NGF induces the proliferation of NPSCs after SCI
SCI in rats was followed by an intra-thecal injection of 0.02 ng/mL of NGF or saline (n=8/group). The injections were done at 24-hr intervals for 7 days. One week after SCI, the injured rats were sacrificed, spinal cords were collected, and prepared sections of white matter of the ventral side of each spinal cord were analyzed for nestin immune reactivity. ANOVA was used to confirm density areas of nestin. The expression of nestin in the SCI-NGF group was significantly increased over the SCI-vehicle group (p<0.05) (Fig. 3). High power microscopy revealed that the density of nestin in the SCI-NGF group was significantly increased over the SCI-vehicle group (Fig. 4).
DISCUSSION
Traumatic SCI causes irreversible neurological deficits in motor and sensory systems35). Patients with traumatic SCI are at great risk of substantial morbidity and mortality. Many pathological changes after a SCI are secondary to the initial impact, and are active biological processes. To overcome permanent damage after SCI, it is important to discontinue the secondary injuries and restore the damaged spinal cord neural networks. While stem cell therapy is theoretically possible, restoration of an impaired neural network can be technically elaborate and difficult15,1620,32). NPSC proliferation after SCI is important in the recovery from neurological dysfunctions. The proliferated cells can differentiate to neurons, astrocytes, and oligodendrocytes. Also, NPSCs improve angiogenesis that enable endogenous repair and axonal outgrowth10,1722).
It is well known that NGF can promote brain NPSC proliferation5,618). However, brain NSPCs and SC-NPSCs are markedly different, such as in gene expression and cell proliferation19,25). NGF effect on SC-NPSCs is unclear in spinal cord, reflecting the different pathology of SCI from brain injury.
In present study, NGF affected proliferation of SC-NPSCs. In vitro, SC-NPSC proliferation was increased in a NGF dose-related fashion compared to the control group. SC-NSPCs was significantly enhanced in the presence of 0.02 ng/mL NGF, but was not 2 ng/mL NGF. Adverse effects, such as aberrant sympathetic and sensory neurite sprouting27,39), and weight loss38) are observed in previous studies on brain NGF. Also, it is claimed that there is an optimal dose with a maximal effect of NGF although slight difference exists in accordance with used animals and types of tissues (brain, spinal cord, etc.)27,3839). In this study, we evaluated only two concentrations of NGF (0.02 and 2 ng/mL) and we cannot be sure that this result is most accurate value. However, 0.02 ng/mL of NGF is statistically significant value in vitro study, and we used this concentration of NGF in vivo study.

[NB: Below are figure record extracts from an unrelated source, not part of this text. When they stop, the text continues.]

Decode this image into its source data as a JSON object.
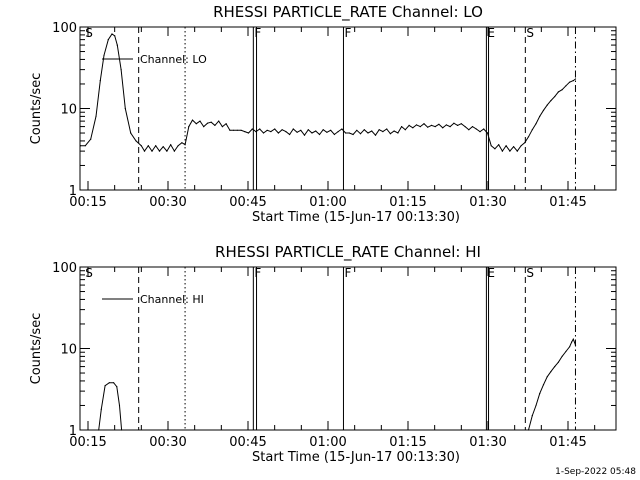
{
  "timestamp": "1-Sep-2022 05:48",
  "chart_data": [
    {
      "type": "line",
      "title": "RHESSI PARTICLE_RATE Channel: LO",
      "xlabel": "Start Time (15-Jun-17 00:13:30)",
      "ylabel": "Counts/sec",
      "yscale": "log",
      "ylim": [
        1,
        100
      ],
      "xlim": [
        13.5,
        114
      ],
      "xticks": [
        {
          "t": 15,
          "label": "00:15"
        },
        {
          "t": 30,
          "label": "00:30"
        },
        {
          "t": 45,
          "label": "00:45"
        },
        {
          "t": 60,
          "label": "01:00"
        },
        {
          "t": 75,
          "label": "01:15"
        },
        {
          "t": 90,
          "label": "01:30"
        },
        {
          "t": 105,
          "label": "01:45"
        }
      ],
      "yticks": [
        {
          "v": 1,
          "label": "1"
        },
        {
          "v": 10,
          "label": "10"
        },
        {
          "v": 100,
          "label": "100"
        }
      ],
      "legend": "Channel: LO",
      "markers": [
        {
          "t": 14.3,
          "label": "S",
          "style": "none"
        },
        {
          "t": 24.5,
          "label": "",
          "style": "dashed"
        },
        {
          "t": 33.2,
          "label": "",
          "style": "dotted"
        },
        {
          "t": 46.0,
          "label": "F",
          "style": "solid"
        },
        {
          "t": 46.6,
          "label": "",
          "style": "solid"
        },
        {
          "t": 62.9,
          "label": "F",
          "style": "solid"
        },
        {
          "t": 89.7,
          "label": "E",
          "style": "solid"
        },
        {
          "t": 90.1,
          "label": "",
          "style": "solid"
        },
        {
          "t": 97.0,
          "label": "S",
          "style": "dashed"
        },
        {
          "t": 106.4,
          "label": "",
          "style": "dashdot"
        }
      ],
      "series": [
        {
          "name": "LO",
          "x": [
            13.6,
            14.5,
            15.5,
            16.5,
            17.3,
            18.0,
            18.8,
            19.5,
            20.0,
            20.5,
            21.2,
            22.0,
            23.0,
            24.0,
            25.0,
            25.6,
            26.3,
            27.0,
            27.7,
            28.4,
            29.1,
            29.8,
            30.5,
            31.2,
            31.9,
            32.6,
            33.2,
            33.9,
            34.6,
            35.3,
            36.0,
            36.7,
            37.4,
            38.1,
            38.8,
            39.5,
            40.2,
            40.9,
            41.6,
            42.3,
            43.0,
            43.7,
            44.4,
            45.1,
            45.8,
            46.5,
            47.2,
            47.9,
            48.6,
            49.3,
            50.0,
            50.7,
            51.4,
            52.1,
            52.8,
            53.5,
            54.2,
            54.9,
            55.6,
            56.3,
            57.0,
            57.7,
            58.4,
            59.1,
            59.8,
            60.5,
            61.2,
            61.9,
            62.6,
            63.3,
            64.0,
            64.7,
            65.4,
            66.1,
            66.8,
            67.5,
            68.2,
            68.9,
            69.6,
            70.3,
            71.0,
            71.7,
            72.4,
            73.1,
            73.8,
            74.5,
            75.2,
            75.9,
            76.6,
            77.3,
            78.0,
            78.7,
            79.4,
            80.1,
            80.8,
            81.5,
            82.2,
            82.9,
            83.6,
            84.3,
            85.0,
            85.7,
            86.4,
            87.1,
            87.8,
            88.5,
            89.2,
            89.9,
            90.6,
            91.3,
            92.0,
            92.7,
            93.4,
            94.1,
            94.8,
            95.5,
            96.2,
            96.9,
            97.6,
            98.3,
            99.0,
            99.7,
            100.4,
            101.1,
            101.8,
            102.5,
            103.2,
            103.9,
            104.6,
            105.3,
            106.0,
            106.4
          ],
          "y": [
            3.5,
            3.5,
            4.2,
            8.0,
            22,
            45,
            70,
            82,
            78,
            60,
            30,
            10,
            5.0,
            4.0,
            3.5,
            3.0,
            3.5,
            3.0,
            3.5,
            3.0,
            3.4,
            3.0,
            3.6,
            3.0,
            3.5,
            3.8,
            3.6,
            6.0,
            7.2,
            6.5,
            7.0,
            6.0,
            6.6,
            6.8,
            6.2,
            7.0,
            6.0,
            6.5,
            5.4,
            5.4,
            5.4,
            5.4,
            5.2,
            5.0,
            5.6,
            5.2,
            5.6,
            5.0,
            5.4,
            5.2,
            5.6,
            5.0,
            5.5,
            5.2,
            4.8,
            5.6,
            5.1,
            5.4,
            4.7,
            5.5,
            5.0,
            5.3,
            4.8,
            5.5,
            5.1,
            5.4,
            4.8,
            5.2,
            5.6,
            5.0,
            5.0,
            4.8,
            5.4,
            4.9,
            5.5,
            5.0,
            5.3,
            4.7,
            5.5,
            5.2,
            5.6,
            4.9,
            5.3,
            5.0,
            6.0,
            5.5,
            6.2,
            5.8,
            6.3,
            6.0,
            6.5,
            5.9,
            6.2,
            6.0,
            6.4,
            5.8,
            6.3,
            6.0,
            6.6,
            6.2,
            6.5,
            6.0,
            5.5,
            6.0,
            5.6,
            5.2,
            5.6,
            5.0,
            3.5,
            3.2,
            3.6,
            3.0,
            3.5,
            3.0,
            3.4,
            3.0,
            3.5,
            3.8,
            4.5,
            5.5,
            6.5,
            8.0,
            9.5,
            11,
            12.5,
            14,
            16,
            17,
            19,
            21,
            22,
            23
          ]
        }
      ]
    },
    {
      "type": "line",
      "title": "RHESSI PARTICLE_RATE Channel: HI",
      "xlabel": "Start Time (15-Jun-17 00:13:30)",
      "ylabel": "Counts/sec",
      "yscale": "log",
      "ylim": [
        1,
        100
      ],
      "xlim": [
        13.5,
        114
      ],
      "xticks": [
        {
          "t": 15,
          "label": "00:15"
        },
        {
          "t": 30,
          "label": "00:30"
        },
        {
          "t": 45,
          "label": "00:45"
        },
        {
          "t": 60,
          "label": "01:00"
        },
        {
          "t": 75,
          "label": "01:15"
        },
        {
          "t": 90,
          "label": "01:30"
        },
        {
          "t": 105,
          "label": "01:45"
        }
      ],
      "yticks": [
        {
          "v": 1,
          "label": "1"
        },
        {
          "v": 10,
          "label": "10"
        },
        {
          "v": 100,
          "label": "100"
        }
      ],
      "legend": "Channel: HI",
      "markers": [
        {
          "t": 14.3,
          "label": "S",
          "style": "none"
        },
        {
          "t": 24.5,
          "label": "",
          "style": "dashed"
        },
        {
          "t": 33.2,
          "label": "",
          "style": "dotted"
        },
        {
          "t": 46.0,
          "label": "F",
          "style": "solid"
        },
        {
          "t": 46.6,
          "label": "",
          "style": "solid"
        },
        {
          "t": 62.9,
          "label": "F",
          "style": "solid"
        },
        {
          "t": 89.7,
          "label": "E",
          "style": "solid"
        },
        {
          "t": 90.1,
          "label": "",
          "style": "solid"
        },
        {
          "t": 97.0,
          "label": "S",
          "style": "dashed"
        },
        {
          "t": 106.4,
          "label": "",
          "style": "dashdot"
        }
      ],
      "series": [
        {
          "name": "HI",
          "segments": [
            {
              "x": [
                17.0,
                17.5,
                18.2,
                19.0,
                19.8,
                20.4,
                20.9,
                21.3
              ],
              "y": [
                1.0,
                1.8,
                3.5,
                3.8,
                3.8,
                3.4,
                2.0,
                1.0
              ]
            },
            {
              "x": [
                97.6,
                98.3,
                99.0,
                99.7,
                100.4,
                101.1,
                101.8,
                102.5,
                103.2,
                103.9,
                104.6,
                105.3,
                105.7,
                106.0,
                106.4
              ],
              "y": [
                1.0,
                1.5,
                2.0,
                2.8,
                3.6,
                4.5,
                5.2,
                6.0,
                6.8,
                8.0,
                9.2,
                10.5,
                12,
                13,
                11
              ]
            }
          ]
        }
      ]
    }
  ]
}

Intra-thecal injection of NGF to SCI rats increased the density of nestin on the cord ventral portion. This result is consistent with the in vitro findings. NGF promotes NPSC proliferation in brain injury7,930). NGF is the first and most comprehensively studied neurotrophic factor. In vitro, NGF can induce various neural stem cells, embryonic stem cells, and mesenchymal stem cells from different species to differentiate into specific neurons14,40). The present results reveal the same effect in spinal cord.
There are several limitations of our study. First, neural differentiation was not evaluated in this study, but NGF is mainly correlated proliferation of NPSC5,618). So this study focused on NPSC proliferation in vitro and in vivo. Second, SCI rats were injected intra-thecally. This is an invasive procedure that can directly injure the spinal cord. However, NGF does not pass the blood-brain barrier23,2434). Thus, intra-thecal injection is necessary to evaluate the influence of NGF effect on spinal cord. The method has been established for SCI model13,21). Third, we did not examine functional recovery. It has been known from previous studies that NPSC is helpful for functional recovery in CNS23,2437). When in this study the fact is taken into consideration that NGF stimulates the proliferation of SC-NPSC, it is assumed that NGF contributes to functional recovery in SCI. However, further studies are required to identify the clinical effect of NGF in the future.